Generalized Plonka Sums and Products

TL;DR

This paper provides a categorical framework for Plonka sums and products, extending their applicability to categories of algebras of semi-analytic and analytic monads with generalized arities.

Contribution

It introduces a unified categorical approach to Plonka sums and products using lax and oplax monad morphisms, broadening their scope to semi-analytic and analytic monads.

Findings

Generalized operations on algebras of semi-analytic monads

Extended arities to categories of regular and linear polynomials

Defined dual Plonka product operations on Kleisli categories

Abstract

We give an abstract categorical treatment of Plonka sums and products using lax and oplax morphisms of monads.
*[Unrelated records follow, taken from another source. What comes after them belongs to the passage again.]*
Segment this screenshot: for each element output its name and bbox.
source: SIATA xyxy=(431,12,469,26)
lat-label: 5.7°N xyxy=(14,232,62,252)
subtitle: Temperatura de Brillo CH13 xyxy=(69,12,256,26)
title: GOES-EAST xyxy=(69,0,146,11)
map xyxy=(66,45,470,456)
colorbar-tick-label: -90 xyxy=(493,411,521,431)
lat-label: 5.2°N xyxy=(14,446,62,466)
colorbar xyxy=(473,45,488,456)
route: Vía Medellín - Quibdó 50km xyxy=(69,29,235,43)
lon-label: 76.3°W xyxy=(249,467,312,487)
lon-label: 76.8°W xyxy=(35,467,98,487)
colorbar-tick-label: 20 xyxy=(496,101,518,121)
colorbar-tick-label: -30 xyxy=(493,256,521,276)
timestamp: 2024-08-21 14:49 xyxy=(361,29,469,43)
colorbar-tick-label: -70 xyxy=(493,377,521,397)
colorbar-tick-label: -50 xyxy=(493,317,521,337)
Plonka sums were originally defined as operations on algebras of regular theories. Their arities are sup-semilattices. It turns out that even more general operations are available on the categories of algebras of semi-analytic monads. Their arities are the categories of the regular polynomials over any sup-semilattice, i.e. any algebra for the terminal semi-analytic monad. We also show that similar operations can be defined on any category of algebras of any analytic monad. This time we can allow the arities to be the categories of linear polynomials over any commutative monoid, i.e. any algebra for the terminal analytic monad. There are also dual operations of Plonka products. They can be defined on Kleisli categories of commutative monads.